Macron’s solution to the growing mass protest in France, famously known as the Yellow Vests movement has spurred multiple reactions as the world awaits what possible outcome the Great National Debate will bring to the table, AFP has reported.
Over three months, France's "Great National Debate" has led to 10,000 local meetings, around two million online contributions and 100 hours of presidential talking.

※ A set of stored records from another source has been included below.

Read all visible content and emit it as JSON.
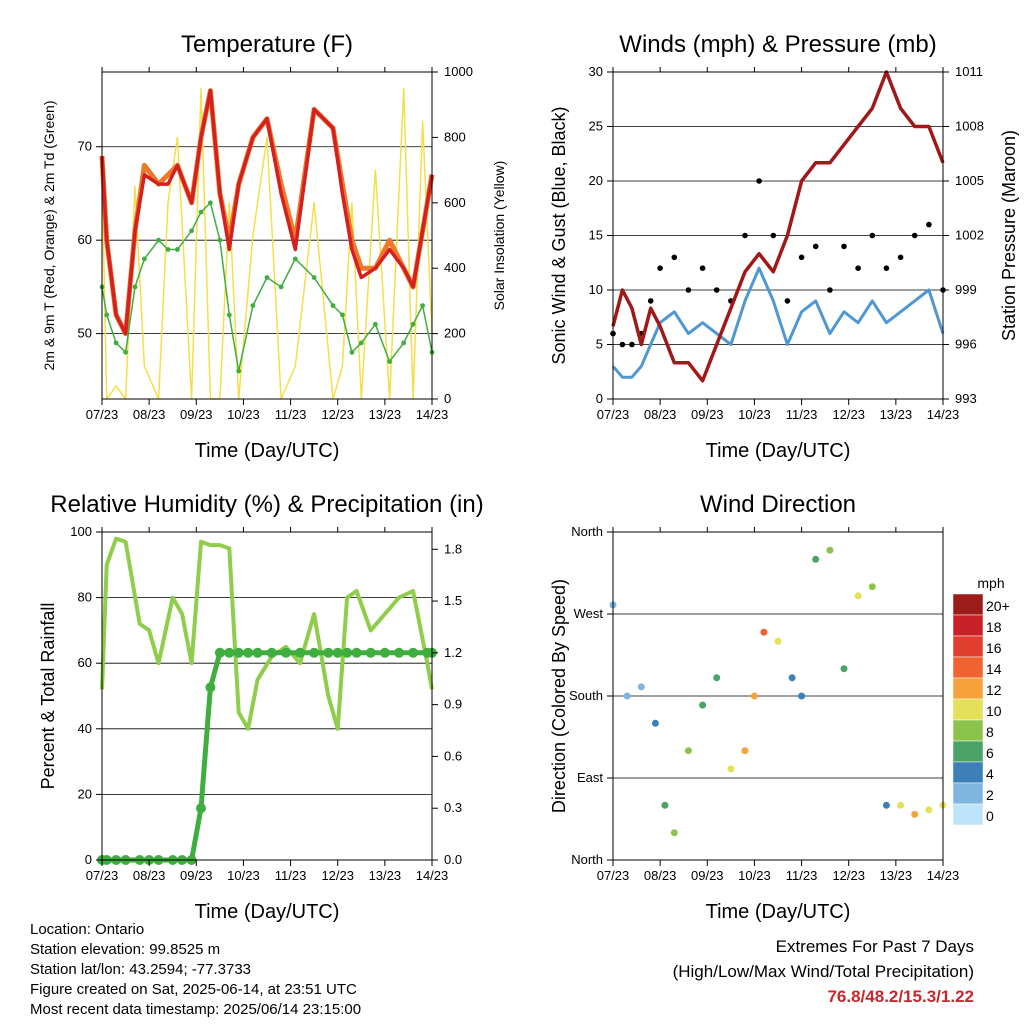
{
  "x_ticks": [
    "07/23",
    "08/23",
    "09/23",
    "10/23",
    "11/23",
    "12/23",
    "13/23",
    "14/23"
  ],
  "colors": {
    "temp_2m": "#d42020",
    "temp_9m": "#f07828",
    "dewpoint": "#3fae3f",
    "solar": "#f5de4a",
    "wind": "#4f97d3",
    "gust": "#000000",
    "pressure": "#a01818",
    "rh": "#8fcd4a",
    "precip": "#3fae3f",
    "extremes": "#c8282d"
  },
  "chart_data": [
    {
      "type": "line",
      "title": "Temperature (F)",
      "xlabel": "Time (Day/UTC)",
      "ylabel": "2m & 9m T (Red, Orange) & 2m Td (Green)",
      "ylabel_right": "Solar Insolation (Yellow)",
      "ylim": [
        43,
        78
      ],
      "yticks": [
        50,
        60,
        70
      ],
      "ylim_right": [
        0,
        1000
      ],
      "yticks_right": [
        0,
        200,
        400,
        600,
        800,
        1000
      ],
      "grid": true,
      "x": [
        0,
        0.1,
        0.3,
        0.5,
        0.7,
        0.9,
        1.2,
        1.4,
        1.6,
        1.9,
        2.1,
        2.3,
        2.5,
        2.7,
        2.9,
        3.2,
        3.5,
        3.8,
        4.1,
        4.5,
        4.9,
        5.1,
        5.3,
        5.5,
        5.8,
        6.1,
        6.4,
        6.6,
        6.8,
        7.0
      ],
      "series": [
        {
          "name": "2m T",
          "values": [
            69,
            60,
            52,
            50,
            61,
            67,
            66,
            66,
            68,
            64,
            71,
            76,
            65,
            59,
            66,
            71,
            73,
            65,
            59,
            74,
            72,
            65,
            59,
            56,
            57,
            59,
            57,
            55,
            61,
            67
          ]
        },
        {
          "name": "9m T",
          "values": [
            69,
            60,
            52,
            50,
            61,
            68,
            66,
            67,
            68,
            64,
            71,
            76,
            65,
            60,
            66,
            71,
            73,
            66,
            60,
            74,
            72,
            66,
            60,
            57,
            57,
            60,
            57,
            55,
            61,
            67
          ]
        },
        {
          "name": "2m Td",
          "values": [
            55,
            52,
            49,
            48,
            55,
            58,
            60,
            59,
            59,
            61,
            63,
            64,
            60,
            52,
            46,
            53,
            56,
            55,
            58,
            56,
            53,
            52,
            48,
            49,
            51,
            47,
            49,
            51,
            53,
            48
          ]
        },
        {
          "name": "Solar",
          "values": [
            700,
            0,
            40,
            0,
            650,
            100,
            0,
            600,
            800,
            0,
            950,
            0,
            0,
            600,
            0,
            500,
            800,
            0,
            100,
            600,
            0,
            100,
            600,
            0,
            700,
            0,
            950,
            0,
            850,
            200
          ]
        }
      ]
    },
    {
      "type": "scatter",
      "title": "Winds (mph) & Pressure (mb)",
      "xlabel": "Time (Day/UTC)",
      "ylabel": "Sonic Wind & Gust (Blue, Black)",
      "ylabel_right": "Station Pressure (Maroon)",
      "ylim": [
        0,
        30
      ],
      "yticks": [
        0,
        5,
        10,
        15,
        20,
        25,
        30
      ],
      "ylim_right": [
        993,
        1011
      ],
      "yticks_right": [
        993,
        996,
        999,
        1002,
        1005,
        1008,
        1011
      ],
      "grid": true,
      "x": [
        0,
        0.2,
        0.4,
        0.6,
        0.8,
        1.0,
        1.3,
        1.6,
        1.9,
        2.2,
        2.5,
        2.8,
        3.1,
        3.4,
        3.7,
        4.0,
        4.3,
        4.6,
        4.9,
        5.2,
        5.5,
        5.8,
        6.1,
        6.4,
        6.7,
        7.0
      ],
      "series": [
        {
          "name": "Sonic Wind",
          "values": [
            3,
            2,
            2,
            3,
            5,
            7,
            8,
            6,
            7,
            6,
            5,
            9,
            12,
            9,
            5,
            8,
            9,
            6,
            8,
            7,
            9,
            7,
            8,
            9,
            10,
            6
          ]
        },
        {
          "name": "Gust",
          "values": [
            6,
            5,
            5,
            6,
            9,
            12,
            13,
            10,
            12,
            10,
            9,
            15,
            20,
            15,
            9,
            13,
            14,
            10,
            14,
            12,
            15,
            12,
            13,
            15,
            16,
            10
          ]
        },
        {
          "name": "Station Pressure",
          "values": [
            997,
            999,
            998,
            996,
            998,
            997,
            995,
            995,
            994,
            996,
            998,
            1000,
            1001,
            1000,
            1002,
            1005,
            1006,
            1006,
            1007,
            1008,
            1009,
            1011,
            1009,
            1008,
            1008,
            1006
          ]
        }
      ]
    },
    {
      "type": "line",
      "title": "Relative Humidity (%) & Precipitation (in)",
      "xlabel": "Time (Day/UTC)",
      "ylabel": "Percent & Total Rainfall",
      "ylim": [
        0,
        100
      ],
      "yticks": [
        0,
        20,
        40,
        60,
        80,
        100
      ],
      "ylim_right": [
        0,
        1.9
      ],
      "yticks_right": [
        0.0,
        0.3,
        0.6,
        0.9,
        1.2,
        1.5,
        1.8
      ],
      "grid": true,
      "x": [
        0,
        0.1,
        0.3,
        0.5,
        0.8,
        1.0,
        1.2,
        1.5,
        1.7,
        1.9,
        2.1,
        2.3,
        2.5,
        2.7,
        2.9,
        3.1,
        3.3,
        3.6,
        3.9,
        4.2,
        4.5,
        4.8,
        5.0,
        5.2,
        5.4,
        5.7,
        6.0,
        6.3,
        6.6,
        6.9,
        7.0
      ],
      "series": [
        {
          "name": "RH",
          "values": [
            52,
            90,
            98,
            97,
            72,
            70,
            60,
            80,
            75,
            60,
            97,
            96,
            96,
            95,
            45,
            40,
            55,
            62,
            65,
            60,
            75,
            50,
            40,
            80,
            82,
            70,
            75,
            80,
            82,
            60,
            52
          ]
        },
        {
          "name": "Precipitation",
          "values": [
            0,
            0,
            0,
            0,
            0,
            0,
            0,
            0,
            0,
            0,
            0.3,
            1.0,
            1.2,
            1.2,
            1.2,
            1.2,
            1.2,
            1.2,
            1.2,
            1.2,
            1.2,
            1.2,
            1.2,
            1.2,
            1.2,
            1.2,
            1.2,
            1.2,
            1.2,
            1.2,
            1.2
          ]
        }
      ]
    },
    {
      "type": "scatter",
      "title": "Wind Direction",
      "xlabel": "Time (Day/UTC)",
      "ylabel": "Direction (Colored By Speed)",
      "ylim": [
        0,
        360
      ],
      "ytick_labels": [
        "North",
        "East",
        "South",
        "West",
        "North"
      ],
      "legend": {
        "title": "mph",
        "labels": [
          "20+",
          "18",
          "16",
          "14",
          "12",
          "10",
          "8",
          "6",
          "4",
          "2",
          "0"
        ],
        "colors": [
          "#9c1c1c",
          "#c72026",
          "#e03e2e",
          "#f0622f",
          "#f5a23c",
          "#e5e05a",
          "#8cc44b",
          "#4aa467",
          "#3d7fb8",
          "#7fb6e0",
          "#bde3f6"
        ],
        "placement": "right"
      },
      "x": [
        0,
        0.3,
        0.6,
        0.9,
        1.1,
        1.3,
        1.6,
        1.9,
        2.2,
        2.5,
        2.8,
        3.0,
        3.2,
        3.5,
        3.8,
        4.0,
        4.3,
        4.6,
        4.9,
        5.2,
        5.5,
        5.8,
        6.1,
        6.4,
        6.7,
        7.0
      ],
      "series": [
        {
          "name": "Direction",
          "values": [
            280,
            180,
            190,
            150,
            60,
            30,
            120,
            170,
            200,
            100,
            120,
            180,
            250,
            240,
            200,
            180,
            330,
            340,
            210,
            290,
            300,
            60,
            60,
            50,
            55,
            60
          ]
        },
        {
          "name": "Speed",
          "values": [
            2,
            2,
            1,
            3,
            5,
            7,
            8,
            6,
            6,
            9,
            12,
            12,
            14,
            10,
            4,
            4,
            6,
            8,
            5,
            9,
            8,
            3,
            10,
            11,
            9,
            10
          ]
        }
      ]
    }
  ],
  "footer": {
    "location": "Location: Ontario",
    "elevation": "Station elevation: 99.8525 m",
    "latlon": "Station lat/lon: 43.2594; -77.3733",
    "created": "Figure created on Sat, 2025-06-14, at 23:51 UTC",
    "recent": "Most recent data timestamp: 2025/06/14 23:15:00"
  },
  "extremes": {
    "title": "Extremes For Past 7 Days",
    "subtitle": "(High/Low/Max Wind/Total Precipitation)",
    "values": "76.8/48.2/15.3/1.22"
  }
}
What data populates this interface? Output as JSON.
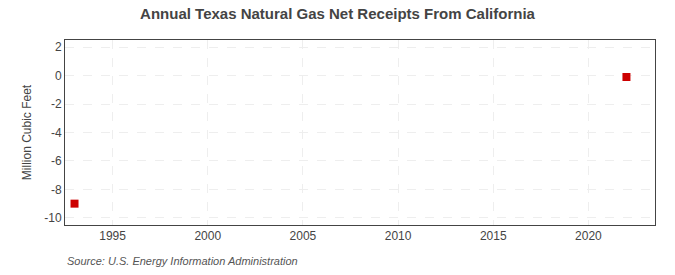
{
  "chart_data": {
    "type": "scatter",
    "title": "Annual Texas Natural Gas Net Receipts From California",
    "ylabel": "Million Cubic Feet",
    "annotations": [
      "Source: U.S. Energy Information Administration"
    ],
    "x": [
      1993,
      2022
    ],
    "values": [
      -9.0,
      -0.1
    ],
    "color": "#cc0000",
    "marker": "square",
    "xlim": [
      1992.5,
      2023.5
    ],
    "xticks": [
      1995,
      2000,
      2005,
      2010,
      2015,
      2020
    ],
    "ylim": [
      -10.5,
      2.5
    ],
    "yticks": [
      2,
      0,
      -2,
      -4,
      -6,
      -8,
      -10
    ],
    "grid": true
  }
}
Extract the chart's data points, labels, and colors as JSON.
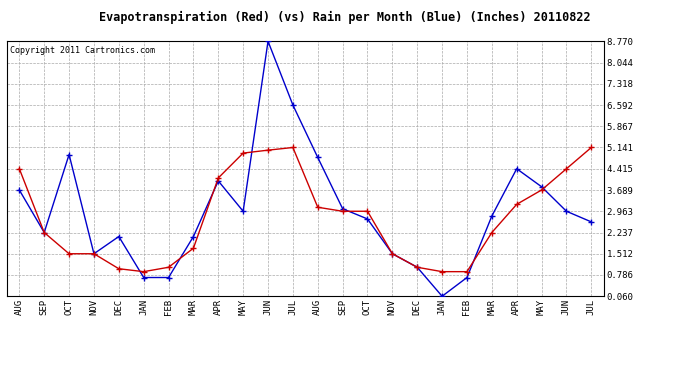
{
  "title": "Evapotranspiration (Red) (vs) Rain per Month (Blue) (Inches) 20110822",
  "copyright": "Copyright 2011 Cartronics.com",
  "months": [
    "AUG",
    "SEP",
    "OCT",
    "NOV",
    "DEC",
    "JAN",
    "FEB",
    "MAR",
    "APR",
    "MAY",
    "JUN",
    "JUL",
    "AUG",
    "SEP",
    "OCT",
    "NOV",
    "DEC",
    "JAN",
    "FEB",
    "MAR",
    "APR",
    "MAY",
    "JUN",
    "JUL"
  ],
  "red_et": [
    4.415,
    2.237,
    1.512,
    1.512,
    1.0,
    0.9,
    1.05,
    1.7,
    4.1,
    4.95,
    5.05,
    5.141,
    3.1,
    2.963,
    2.963,
    1.512,
    1.05,
    0.9,
    0.9,
    2.237,
    3.2,
    3.689,
    4.415,
    5.141
  ],
  "blue_rain": [
    3.689,
    2.237,
    4.9,
    1.512,
    2.1,
    0.7,
    0.7,
    2.1,
    4.0,
    2.963,
    8.77,
    6.592,
    4.8,
    3.05,
    2.7,
    1.512,
    1.05,
    0.06,
    0.7,
    2.8,
    4.415,
    3.8,
    2.963,
    2.6
  ],
  "yticks": [
    0.06,
    0.786,
    1.512,
    2.237,
    2.963,
    3.689,
    4.415,
    5.141,
    5.867,
    6.592,
    7.318,
    8.044,
    8.77
  ],
  "ymin": 0.06,
  "ymax": 8.77,
  "red_color": "#cc0000",
  "blue_color": "#0000cc",
  "background_color": "#ffffff",
  "grid_color": "#aaaaaa",
  "title_fontsize": 8.5,
  "copyright_fontsize": 6,
  "tick_fontsize": 6.5
}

On Monday April 8th, Prime Minister Edouard Philippe begins trying to make sense of it all.
The debate was launched in January by President Emmanuel Macron as a response to protests by "yellow vest" demonstrators whose nation-wide revolt over living standards created the biggest crisis of his time in office.
By inviting voters to take part, Macron had twin objectives: anger could be channelled away from the streets and into townhall meetings, while he could soften his image by showing he was open to listening.
"I intend to transform anger into solutions," he declared in an open letter to the country on January 13th, referring to the protests which had seen large numbers of protesters closing the streets and repeatedly riot on the Champs-Elysees.
"Your proposals will help build a new contract for the nation," Macron promised.
"France is not a round-table or a political brain-storming session," the centre-right Le Figaro newspaper wrote last week, expressing growing impatience with the debate format.
In a recent survey published in the French newspaper, Le Monde, President Macron’s popularity seems to have taken a plunge following the Yellow Vests movement in the country.
The Yellow Vests movement has become a symbol calling for more social freedom around the world and has consequently spread to neighbouring Belgium and even to Middle Eastern counties like Tunisia, where hundreds of protesters took to the streets, demanding more reform and social justice.